Tesla CEO Elon Musk brought attention to the Dogecoin market with one tweet after another. However, now the CEO’s reach has extended to the Bitcoin markets too. DOGE market has been speculation-driven and it may gain momentum to break out of its recent consolidation.
Where do we go now?
With a market capitalization of $48.54 billion, Dogecoin was returning 72x return year-to-date. The recent Coinbase Pro listing followed by Musk’s tweets added fuel to the price as it surged 32% in a day.
With this surge in price, speculations also gained momentum and the Dogecoin market saw a growth in the number of traders. This resulted in the number of addresses holding Dogecoin for under one month reaching a record high in May, according to reports.
The number of traders has already reached close to the levels in May. Interestingly, volume has remained equally high. This suggested that despite the low number of traders, there was a significant capital inflow.

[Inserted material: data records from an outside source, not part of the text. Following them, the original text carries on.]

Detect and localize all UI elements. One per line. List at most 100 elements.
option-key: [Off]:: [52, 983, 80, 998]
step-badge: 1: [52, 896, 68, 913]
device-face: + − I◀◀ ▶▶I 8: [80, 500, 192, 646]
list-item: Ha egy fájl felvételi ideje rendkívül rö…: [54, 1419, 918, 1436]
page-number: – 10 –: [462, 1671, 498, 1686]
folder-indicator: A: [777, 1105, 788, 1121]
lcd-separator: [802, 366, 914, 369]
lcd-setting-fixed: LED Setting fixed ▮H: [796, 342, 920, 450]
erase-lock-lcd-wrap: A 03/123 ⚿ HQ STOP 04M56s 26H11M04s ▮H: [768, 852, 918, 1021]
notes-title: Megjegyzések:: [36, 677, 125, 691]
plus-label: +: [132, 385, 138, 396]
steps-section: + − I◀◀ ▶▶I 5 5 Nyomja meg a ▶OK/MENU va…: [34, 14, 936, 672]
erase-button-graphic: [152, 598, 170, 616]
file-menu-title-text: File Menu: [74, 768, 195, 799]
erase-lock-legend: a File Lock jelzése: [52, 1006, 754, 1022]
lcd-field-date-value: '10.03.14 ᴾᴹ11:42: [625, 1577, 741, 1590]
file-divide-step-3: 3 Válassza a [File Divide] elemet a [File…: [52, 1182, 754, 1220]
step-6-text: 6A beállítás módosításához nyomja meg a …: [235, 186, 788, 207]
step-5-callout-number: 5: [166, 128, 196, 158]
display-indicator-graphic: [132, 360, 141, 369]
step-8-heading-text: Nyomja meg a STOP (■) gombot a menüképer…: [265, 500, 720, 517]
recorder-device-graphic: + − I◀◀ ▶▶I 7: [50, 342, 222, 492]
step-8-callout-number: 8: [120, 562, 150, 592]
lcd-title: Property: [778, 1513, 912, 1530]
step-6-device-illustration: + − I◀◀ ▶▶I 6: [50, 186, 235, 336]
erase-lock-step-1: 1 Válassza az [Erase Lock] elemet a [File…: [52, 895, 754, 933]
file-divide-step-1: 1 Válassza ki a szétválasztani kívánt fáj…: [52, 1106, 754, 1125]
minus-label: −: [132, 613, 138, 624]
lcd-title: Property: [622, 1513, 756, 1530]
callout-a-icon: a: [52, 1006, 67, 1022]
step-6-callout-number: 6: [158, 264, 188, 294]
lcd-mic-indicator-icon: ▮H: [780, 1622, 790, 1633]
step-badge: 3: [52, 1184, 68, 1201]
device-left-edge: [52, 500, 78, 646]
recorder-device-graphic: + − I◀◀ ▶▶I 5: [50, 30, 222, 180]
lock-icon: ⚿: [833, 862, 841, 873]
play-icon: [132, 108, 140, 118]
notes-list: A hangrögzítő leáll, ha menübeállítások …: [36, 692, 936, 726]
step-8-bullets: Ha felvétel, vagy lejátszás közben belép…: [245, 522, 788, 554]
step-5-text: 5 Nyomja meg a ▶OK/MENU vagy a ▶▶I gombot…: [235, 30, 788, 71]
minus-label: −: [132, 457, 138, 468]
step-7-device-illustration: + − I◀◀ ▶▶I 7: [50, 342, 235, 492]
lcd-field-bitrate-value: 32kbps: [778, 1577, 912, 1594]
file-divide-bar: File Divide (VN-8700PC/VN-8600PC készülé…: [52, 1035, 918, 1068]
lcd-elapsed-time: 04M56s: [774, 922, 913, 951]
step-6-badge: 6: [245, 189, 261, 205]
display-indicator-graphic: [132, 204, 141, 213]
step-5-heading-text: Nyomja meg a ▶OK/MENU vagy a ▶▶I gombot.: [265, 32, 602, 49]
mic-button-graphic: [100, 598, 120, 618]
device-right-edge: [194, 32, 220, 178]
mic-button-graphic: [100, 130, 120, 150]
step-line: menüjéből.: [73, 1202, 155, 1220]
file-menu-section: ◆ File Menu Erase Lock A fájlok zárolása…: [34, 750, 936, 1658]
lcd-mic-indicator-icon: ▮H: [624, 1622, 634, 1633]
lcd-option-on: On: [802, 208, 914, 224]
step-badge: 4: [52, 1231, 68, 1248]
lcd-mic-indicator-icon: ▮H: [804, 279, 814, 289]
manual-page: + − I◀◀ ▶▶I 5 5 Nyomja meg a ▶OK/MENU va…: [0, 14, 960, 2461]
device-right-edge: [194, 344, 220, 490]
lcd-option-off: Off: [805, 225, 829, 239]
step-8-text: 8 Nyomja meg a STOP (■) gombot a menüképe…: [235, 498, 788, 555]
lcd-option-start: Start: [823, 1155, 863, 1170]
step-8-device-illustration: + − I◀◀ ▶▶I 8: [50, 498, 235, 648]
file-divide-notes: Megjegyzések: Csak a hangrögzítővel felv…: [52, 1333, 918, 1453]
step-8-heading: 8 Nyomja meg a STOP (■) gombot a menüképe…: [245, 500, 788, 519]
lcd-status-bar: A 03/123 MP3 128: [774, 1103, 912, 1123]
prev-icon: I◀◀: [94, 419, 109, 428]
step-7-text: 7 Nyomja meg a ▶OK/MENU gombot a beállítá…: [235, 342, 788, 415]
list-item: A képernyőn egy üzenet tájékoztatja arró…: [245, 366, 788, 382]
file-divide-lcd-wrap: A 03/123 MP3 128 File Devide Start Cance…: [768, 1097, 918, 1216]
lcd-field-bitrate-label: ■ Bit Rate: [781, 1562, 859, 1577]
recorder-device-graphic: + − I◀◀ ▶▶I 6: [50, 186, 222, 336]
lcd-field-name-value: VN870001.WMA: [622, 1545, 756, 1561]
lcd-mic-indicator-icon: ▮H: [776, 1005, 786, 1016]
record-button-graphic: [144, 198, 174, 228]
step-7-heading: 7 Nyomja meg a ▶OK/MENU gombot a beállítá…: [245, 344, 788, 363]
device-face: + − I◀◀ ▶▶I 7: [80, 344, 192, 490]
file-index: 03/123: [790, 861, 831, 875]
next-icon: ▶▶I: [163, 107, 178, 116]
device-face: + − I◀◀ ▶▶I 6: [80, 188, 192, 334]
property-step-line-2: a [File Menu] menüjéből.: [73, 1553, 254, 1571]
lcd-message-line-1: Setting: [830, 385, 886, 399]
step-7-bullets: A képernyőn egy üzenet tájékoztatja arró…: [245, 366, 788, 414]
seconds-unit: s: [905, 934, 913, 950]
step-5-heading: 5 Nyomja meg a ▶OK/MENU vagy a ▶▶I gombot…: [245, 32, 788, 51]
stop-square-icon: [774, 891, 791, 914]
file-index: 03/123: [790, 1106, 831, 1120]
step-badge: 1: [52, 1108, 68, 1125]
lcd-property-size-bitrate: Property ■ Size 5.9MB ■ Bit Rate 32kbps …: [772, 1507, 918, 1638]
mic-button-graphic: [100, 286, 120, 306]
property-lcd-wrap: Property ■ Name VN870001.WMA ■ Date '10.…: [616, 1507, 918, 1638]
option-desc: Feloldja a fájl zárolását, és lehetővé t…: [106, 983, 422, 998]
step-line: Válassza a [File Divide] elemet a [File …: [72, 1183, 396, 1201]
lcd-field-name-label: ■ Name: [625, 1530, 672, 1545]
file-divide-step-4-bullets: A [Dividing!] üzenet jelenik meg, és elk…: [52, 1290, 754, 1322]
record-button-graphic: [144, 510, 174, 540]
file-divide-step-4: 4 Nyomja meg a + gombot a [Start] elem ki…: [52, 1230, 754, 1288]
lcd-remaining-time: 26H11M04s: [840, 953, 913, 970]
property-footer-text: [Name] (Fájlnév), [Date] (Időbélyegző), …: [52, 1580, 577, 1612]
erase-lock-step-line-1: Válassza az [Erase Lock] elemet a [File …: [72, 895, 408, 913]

Another key metric pointing at the amount of speculative activity in the DOGE market was the volume of the short liquidations followed by an increase in the perpetual swap volume.
“Since derivatives traders typically use leverage for their positions, they also face the risk of getting liquidated if the value of their positions drop past the limits on their margin account.”
The recent rally saw DOGE’s leverage traders note over $16 million worth of liquidations. However, the market was also swift to react to the positive news of Coinbase Pro listing as perpetual swaps increased by 104% within few hours. Perpetual Swaps Volume broke $20 billion which was unseen since 14th May.
This rising volume of perpetual swaps was a sign of trend strength. Even though the price was consolidating, market fundamentals for DOGE were strong and bullish. Nevertheless, the direction of the price swing will be determined by the market sentiment.